My CBA match activities changed in the 2025 season to focus more on a rifle than my long standby of s handgun. Not that I no longer have an interest in my XP-100, it’s that I’ve developed a new interest in the Scheutzen side of shooting. Many of those old, long ago discontinued single shot rifles, are extremely interesting in their design, workings, performance and appearance.

So I’ve been shooting a new CPA chambered in .38-55 and….trying for my first time breach seating.

An interesting aspect of the PBB (Plain Base Bullet) category is that the only difference between it and the UNR (Unrestricted) category is the no gas-check bullet restriction. Otherwise no weight and barrel length limits, action or component or rest restrictions for either category.

One odd thing that some of the ASSRA (Amer. Single Shot Rifle Assn.) match shooters are doing is the use of a “barrel clamp”. The clamp is fairly wide on the bottom and rests/slides on a flat hard surface on the front rest during recoil. This limits barrel “flip” and rotation during recoil, especially when using a rounded bottom forearm.
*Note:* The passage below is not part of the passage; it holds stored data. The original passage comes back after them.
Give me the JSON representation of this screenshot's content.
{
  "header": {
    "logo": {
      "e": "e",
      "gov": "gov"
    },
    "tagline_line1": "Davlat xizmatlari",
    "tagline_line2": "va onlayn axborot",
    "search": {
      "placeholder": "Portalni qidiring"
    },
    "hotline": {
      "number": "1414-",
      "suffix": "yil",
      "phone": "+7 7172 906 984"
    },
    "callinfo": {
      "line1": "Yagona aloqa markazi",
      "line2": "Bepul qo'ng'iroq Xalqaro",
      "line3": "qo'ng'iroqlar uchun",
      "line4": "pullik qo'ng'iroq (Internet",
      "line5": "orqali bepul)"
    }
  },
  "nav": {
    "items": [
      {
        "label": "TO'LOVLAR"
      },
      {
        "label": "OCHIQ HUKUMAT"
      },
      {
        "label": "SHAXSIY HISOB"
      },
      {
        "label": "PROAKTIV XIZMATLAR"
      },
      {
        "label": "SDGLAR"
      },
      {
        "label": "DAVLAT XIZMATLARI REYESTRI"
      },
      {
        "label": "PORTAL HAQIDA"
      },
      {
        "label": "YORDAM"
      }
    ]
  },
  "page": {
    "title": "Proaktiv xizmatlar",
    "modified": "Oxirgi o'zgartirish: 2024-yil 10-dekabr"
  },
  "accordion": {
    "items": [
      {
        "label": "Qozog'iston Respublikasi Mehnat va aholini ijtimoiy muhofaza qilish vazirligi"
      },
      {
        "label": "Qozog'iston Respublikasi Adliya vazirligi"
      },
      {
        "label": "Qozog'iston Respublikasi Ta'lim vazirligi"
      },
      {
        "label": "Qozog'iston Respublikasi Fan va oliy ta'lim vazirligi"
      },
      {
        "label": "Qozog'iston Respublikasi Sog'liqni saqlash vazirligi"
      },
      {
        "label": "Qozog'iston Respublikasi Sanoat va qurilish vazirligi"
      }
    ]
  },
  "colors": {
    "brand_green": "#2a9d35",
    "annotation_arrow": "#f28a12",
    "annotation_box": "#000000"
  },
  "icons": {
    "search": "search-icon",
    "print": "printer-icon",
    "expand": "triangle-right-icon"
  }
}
The ASSRA and CBA match rules allow its use.

I have an article about my CPA single shot rifle, a modern replica based on the late 1800’s Stevens single shot rifle, for the Fouling Shot, about 90% done. I’m waiting on the conclusion of our local match season to finish the article.

So…..I’ve been wrestling with two barrel clamp subjects. First, where on the barrel is a good location for the clamp AND second, what material works good between the exterior of the barrel and inside surfaces of the clamp?

Some will opine that the null point of the barrel is a good location for the clamp. For the material between the barrel and clamp, I’ve seen old bike inner tubes, an old belt, strips of deer hide, thin cardboard or maybe a strip of an old target sheet, as materials to protect the barrel and keep the clamp in place.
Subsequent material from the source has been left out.